R.A. Nelson Construction falls into that category ” the company does not provide employee housing other than informally finding places for their seasonal interns, said marketing director Diana Scherr.
“It’s always been an issue. When we interview people we tell them to be aware (of housing difficulties), and it definitely deters some people,” she said.
But Karl Berger, owner of Gypsum-based Two Rivers Landscape, argues that providing housing is simply what businesses need to do to stay competitive.
During the busy season he has about seven employees who are housed rent-free in a couple cabins near his Gypsum nursery, he said.
In return, his workers take care of the property and the cabins.
Having the cabins has helped him hire dedicated and regular staff, he said.
“If you want to attract and keep good employees, you’ve got to do something more than anybody else. People already make a good wage here, so housing is something I can do to go above and beyond,” he said.
The cost of providing the housing is a necessary investment for hiring and keeping employees, said LeVine, of Antlers.
Antlers houses about 25 percent its their workers in on-site condos.
“I wish we had more,” he said. “When we advertise for new employees and the housing is filled, it’s very hard to hire. We can look for weeks and weeks. When the housing is open, we get dozens of people and, we can pick the best one.”
The homes allow them to keep workers longer. Workers who stay long enough can save up and find rentals in town or eventually purchase a home, he said.
Linda Ruggeberg, housing manager for the school district, said she thinks the lack of housing is a big part of why it is difficult to keep teachers.
The school district owns several mobile home lots in Minturn and several houses throughout the valley. Still, it doesn’t come close to providing the housing needed, and the waiting lists are always full, she said.
“(Teachers) will come and find an apartment with some roommates and be happy for awhile. They feel like they’re in college again and it’s not so fun anymore. Then they realize they can’t afford to buy anything here, and they move,” she said.
For some employers, the dilemma is between providing homes at affordable prices and being able to afford to upkeep the homes.
Joel Schwab, a forest technician who works on the areas trails, is one of the few seasonal employees in the valley who does not have to worry about housing, thanks to an employee bunkhouse provided by the U.S. Forest Service.

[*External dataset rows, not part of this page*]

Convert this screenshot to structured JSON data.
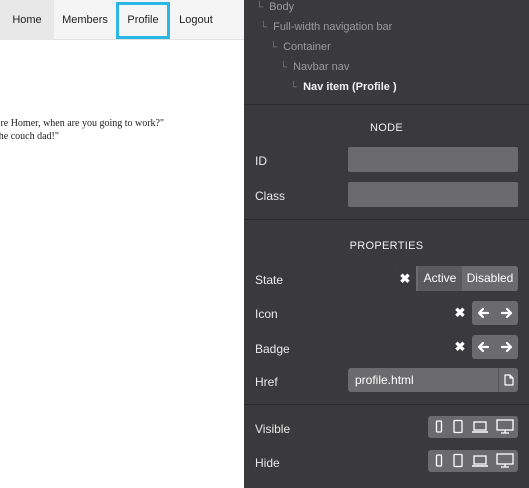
{
  "preview": {
    "nav": {
      "home": "Home",
      "members": "Members",
      "profile": "Profile",
      "logout": "Logout"
    },
    "quote_line1": "ere Homer, when are you going to work?\"",
    "quote_line2": " the couch dad!\""
  },
  "tree": {
    "body": "Body",
    "navbar": "Full-width navigation bar",
    "container": "Container",
    "navbar_nav": "Navbar nav",
    "nav_item": "Nav item (Profile )",
    "elbow": "└"
  },
  "node": {
    "title": "NODE",
    "id_label": "ID",
    "id_value": "",
    "class_label": "Class",
    "class_value": ""
  },
  "properties": {
    "title": "PROPERTIES",
    "state_label": "State",
    "state_clear": "✖",
    "state_active": "Active",
    "state_disabled": "Disabled",
    "icon_label": "Icon",
    "badge_label": "Badge",
    "clear_glyph": "✖",
    "arrow_left": "🡐",
    "arrow_right": "🡒",
    "href_label": "Href",
    "href_value": "profile.html",
    "visible_label": "Visible",
    "hide_label": "Hide",
    "device_icons": [
      "phone-icon",
      "tablet-icon",
      "laptop-icon",
      "desktop-icon"
    ]
  },
  "colors": {
    "panel_bg": "#3a3a3c",
    "field_bg": "#6b6b6d",
    "highlight": "#2bb7e3"
  }
}
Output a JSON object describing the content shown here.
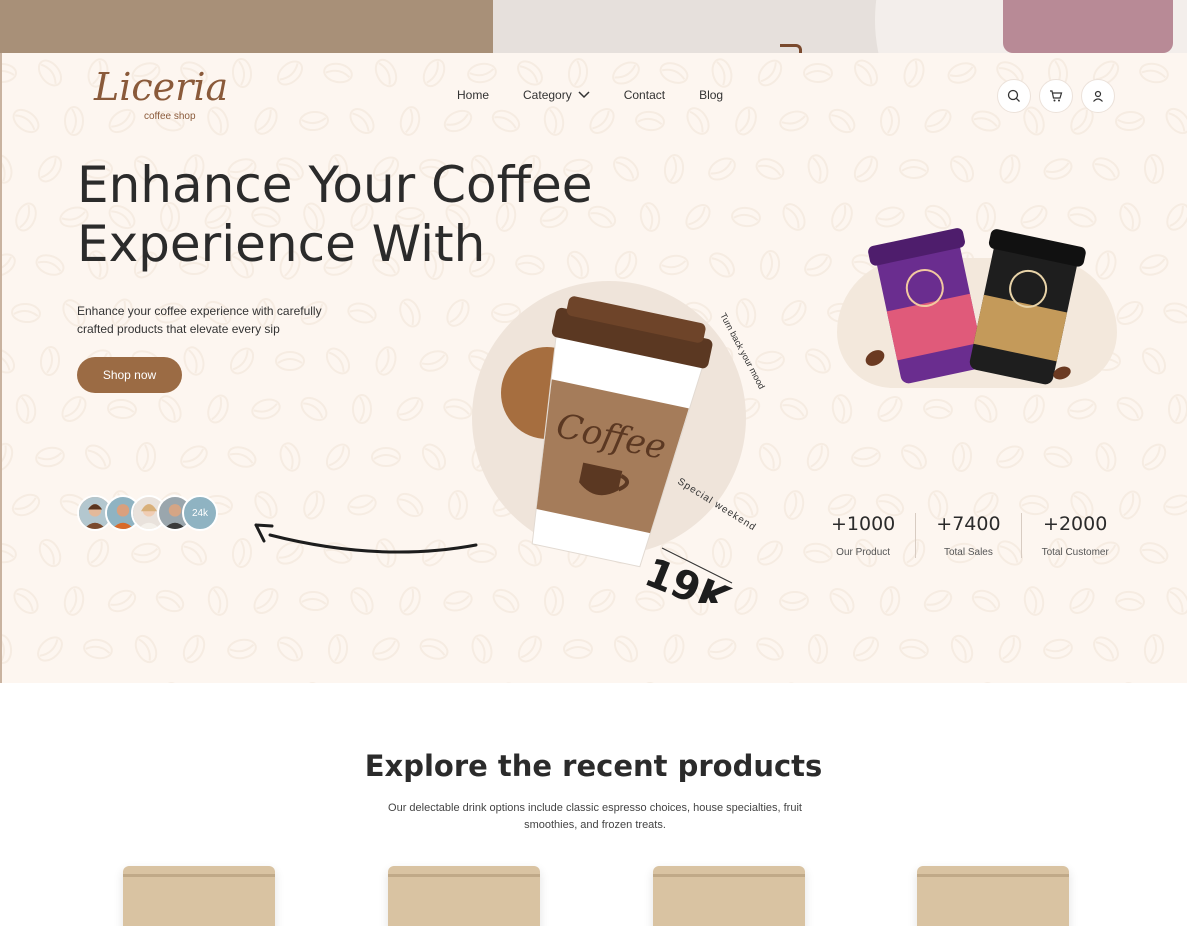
{
  "brand": {
    "logo_text": "Liceria",
    "logo_subtext": "coffee shop"
  },
  "nav": {
    "items": [
      {
        "label": "Home"
      },
      {
        "label": "Category"
      },
      {
        "label": "Contact"
      },
      {
        "label": "Blog"
      }
    ],
    "icons": [
      "search-icon",
      "cart-icon",
      "user-icon"
    ]
  },
  "hero": {
    "headline_line1": "Enhance Your Coffee",
    "headline_line2": "Experience With",
    "subtext": "Enhance your coffee experience with carefully crafted products that elevate every sip",
    "cta_label": "Shop now",
    "avatar_count_label": "24k",
    "cup_label": "Coffee",
    "curved_text": "Turn back your mood",
    "special_text": "Special weekend",
    "big_number": "19K"
  },
  "stats": [
    {
      "value": "+1000",
      "label": "Our Product"
    },
    {
      "value": "+7400",
      "label": "Total Sales"
    },
    {
      "value": "+2000",
      "label": "Total Customer"
    }
  ],
  "products": {
    "title": "Explore the recent products",
    "description": "Our delectable drink options include classic espresso choices, house specialties, fruit smoothies, and frozen treats.",
    "bag_band_colors": [
      "#e8a847",
      "#7cc47a",
      "#d9c3a2",
      "#f08a4b"
    ]
  },
  "colors": {
    "accent": "#9b6b44",
    "hero_bg": "#fdf6f0",
    "text_dark": "#2b2b2b"
  }
}
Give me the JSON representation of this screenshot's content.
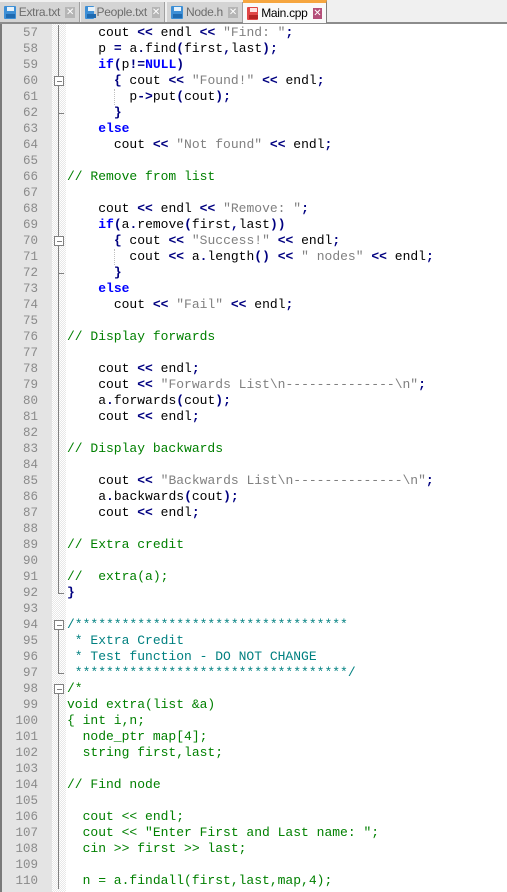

He pays discounted rent in the summer, and volunteers with for the Forest Service in the winter in place of his rent.
“It’s a pretty good deal. It’s definitely a big incentive to come here and work because you know they’ll have a place for you. It takes all the pain out of finding a place to live in a resort area,” he said.
But it is getting harder and harder to maintain the employee houses, and they need more, said Randy Parker of the White River National Forest.
Rent is based on national averages, which are far below the valley’s average.
“The rent goes into maintenance and upkeep, and they’re getting in worse and worse shape. It’s getting difficult to manage them without special appropriations (from the Forest Service),” he said.